" O Menino e a Solidão"
Os dias eram curtos. As noites longas. Nunca chegava a hora certa. A expectativa era de remédio amargo, missa comprida e visitas dominicais ao cemitério e aos parentes velhos que achavam que o menino estava anêmico, magro, doente e feio.
A vida não apresentava cores nem sorvetes. Um copo de tubaína no domingo. Em dias especiais, abacaxi molhado no vinho.
As ruas eram cinza. A poeira tomava conta da respiração. A vista embaçava. A roupa doada não servia. Sempre torta e desajeitada, quando nos outros era vistosa, estava na moda. Ficava apertada demais ou quase sempre muito grande, naquele corpo franzino. Pele e osso.
Quando a noite caia, assombrava a perspectiva do dia seguinte. A culpa, o medo e as almas penadas tomavam conta da escuridão infinita. Suores, dores pelo corpo e a morte rondando.
E se os deuses estariam o acusando de fracasso, e o levariam a loucura, ao infortúnio de não ser o que o destino o reservara?
O menino encontra uma amiga no breu da noite pavorosa. Cremilda estava perambulando sorrateira pelo canto do quarto. Procurava insetos. A exuberante lagartixa tornou-se uma das principais confidentes do menino. Ouvia, pacientemente seus lamentos, choros e reclamações, dos dias de tortura e desencontro.
Assim ele seguiu por vários séculos, através do seu mundo particular e fantástico.
Tinha o Bonifácio, o violão. A Dona Brígida, a geladeira. Marialva, a lavadora de roupas. Vivi, a violeta. Dom Porcírius, o banheiro. Ovídio, o telefone. Lelé, a cama. E assim por diante. Havia uma família unida e compreensiva nos momentos de agruras e desespero.

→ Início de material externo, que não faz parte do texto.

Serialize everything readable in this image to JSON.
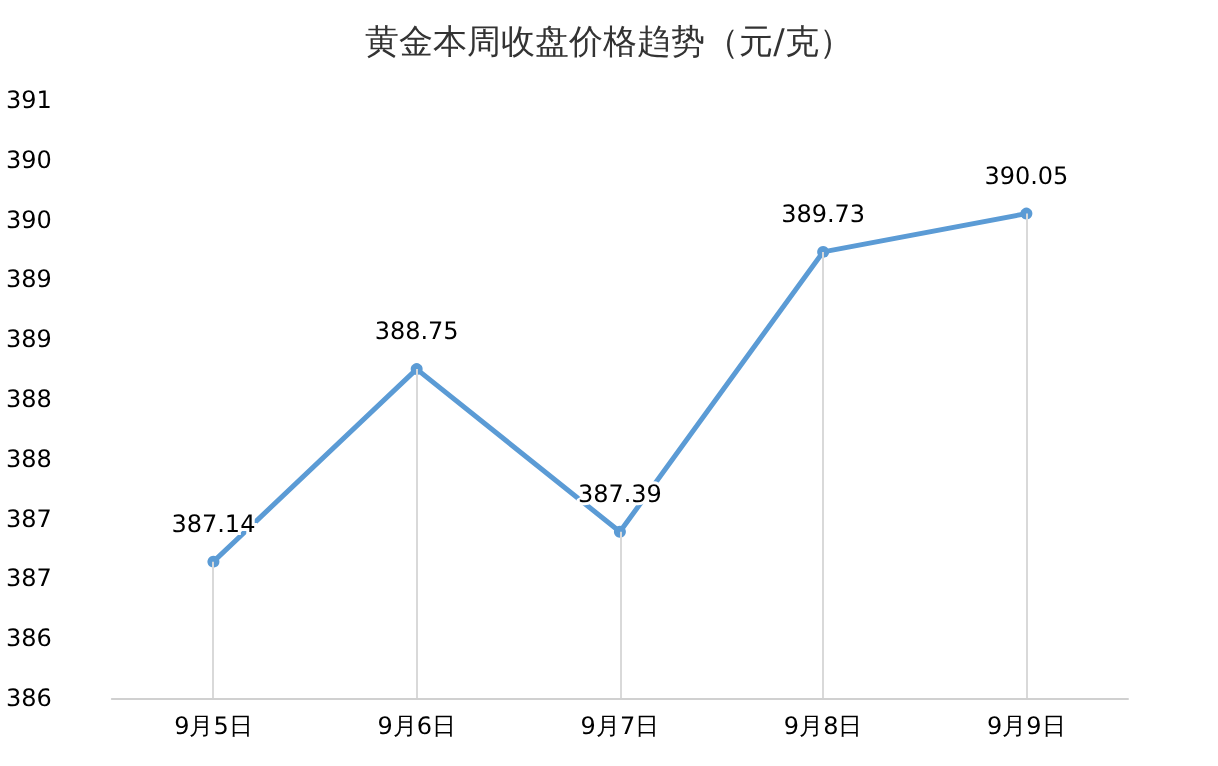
{
  "chart_data": {
    "type": "line",
    "title": "黄金本周收盘价格趋势（元/克）",
    "categories": [
      "9月5日",
      "9月6日",
      "9月7日",
      "9月8日",
      "9月9日"
    ],
    "series": [
      {
        "color": "#5b9bd5",
        "values": [
          387.14,
          388.75,
          387.39,
          389.73,
          390.05
        ]
      }
    ],
    "ylim": [
      386,
      391
    ],
    "yticks": [
      386,
      {
        "value": 386.5,
        "label": "386"
      },
      387,
      {
        "value": 387.5,
        "label": "387"
      },
      388,
      {
        "value": 388.5,
        "label": "388"
      },
      389,
      {
        "value": 389.5,
        "label": "389"
      },
      390,
      {
        "value": 390.5,
        "label": "390"
      },
      391
    ],
    "data_labels": true,
    "grid": "x",
    "marker": "circle",
    "line_style": "solid"
  }
}
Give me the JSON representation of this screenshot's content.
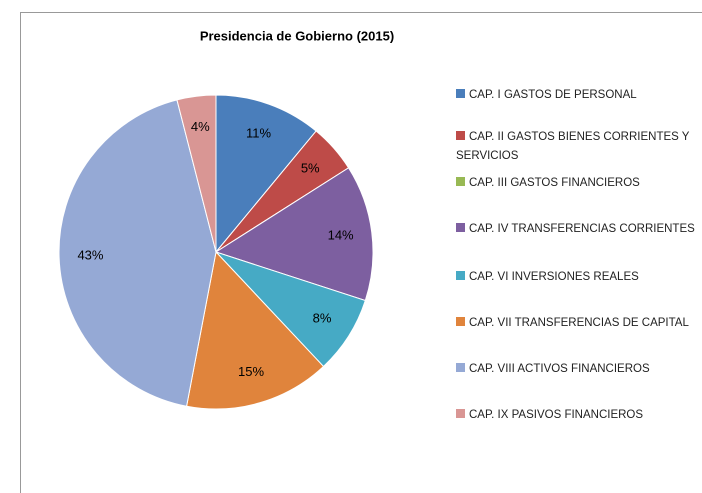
{
  "chart_data": {
    "type": "pie",
    "title": "Presidencia de Gobierno (2015)",
    "categories": [
      "CAP. I GASTOS DE PERSONAL",
      "CAP. II GASTOS BIENES CORRIENTES Y SERVICIOS",
      "CAP. III GASTOS FINANCIEROS",
      "CAP. IV TRANSFERENCIAS CORRIENTES",
      "CAP. VI INVERSIONES REALES",
      "CAP. VII TRANSFERENCIAS DE CAPITAL",
      "CAP. VIII ACTIVOS FINANCIEROS",
      "CAP. IX PASIVOS FINANCIEROS"
    ],
    "values": [
      11,
      5,
      0,
      14,
      8,
      15,
      43,
      4
    ],
    "value_labels": [
      "11%",
      "5%",
      null,
      "14%",
      "8%",
      "15%",
      "43%",
      "4%"
    ],
    "colors": [
      "#4a7ebb",
      "#be4b48",
      "#98b954",
      "#7d5fa0",
      "#46aac5",
      "#e0843c",
      "#95a9d5",
      "#d99694"
    ],
    "legend": "right"
  }
}
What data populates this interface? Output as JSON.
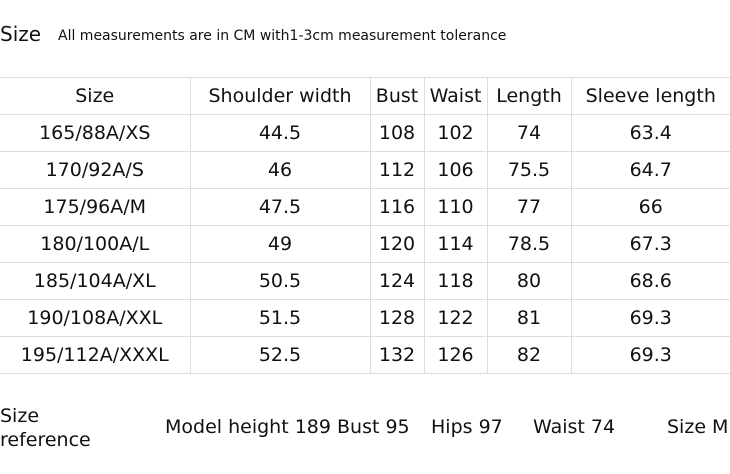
{
  "header": {
    "title": "Size",
    "note": "All measurements are in CM with1-3cm measurement tolerance"
  },
  "table": {
    "columns": [
      "Size",
      "Shoulder width",
      "Bust",
      "Waist",
      "Length",
      "Sleeve length"
    ],
    "rows": [
      [
        "165/88A/XS",
        "44.5",
        "108",
        "102",
        "74",
        "63.4"
      ],
      [
        "170/92A/S",
        "46",
        "112",
        "106",
        "75.5",
        "64.7"
      ],
      [
        "175/96A/M",
        "47.5",
        "116",
        "110",
        "77",
        "66"
      ],
      [
        "180/100A/L",
        "49",
        "120",
        "114",
        "78.5",
        "67.3"
      ],
      [
        "185/104A/XL",
        "50.5",
        "124",
        "118",
        "80",
        "68.6"
      ],
      [
        "190/108A/XXL",
        "51.5",
        "128",
        "122",
        "81",
        "69.3"
      ],
      [
        "195/112A/XXXL",
        "52.5",
        "132",
        "126",
        "82",
        "69.3"
      ]
    ]
  },
  "footer": {
    "label": "Size reference",
    "items": [
      "Model height 189 Bust 95",
      "Hips 97",
      "Waist 74",
      "Size M"
    ]
  }
}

Foi assim que ele encontrou seu conforto. Seus interlocutores eram solidários e gostavam dele. Não reclamavam se ele estava magro demais. Se ele bebia muito. Se ele comia pouco. Se ele chorava desiludido, tinha o colo de seus fiéis amigos para consolar.
Em uma noite assombrada. Quando recebia visitas de terríveis criaturas que o acusavam de toda a mazela do mundo. Que, fatalmente, seria alvo de alguma injustiça. Que teria sido contaminado por um vírus ainda desconhecido da ciência. Que era vítima de erros médicos. Que a polícia estava atrás dele por conta de um crime feito por um homônimo. Que seria estuprado na cadeia. Que o governo havia tomado sua casa, seus bens. Enfim, uma noite comum como todas que ele vinha tendo a vida toda. Ele deixa a Lelé e vai conversar com Dom Porcírius. Lá ele encontra uma criatura desconhecida, sem nome, nem alma. Desfigurada, estranha ao seu convívio. Esquecida pelo tempo, pela vida, pelo mundo: o espelho.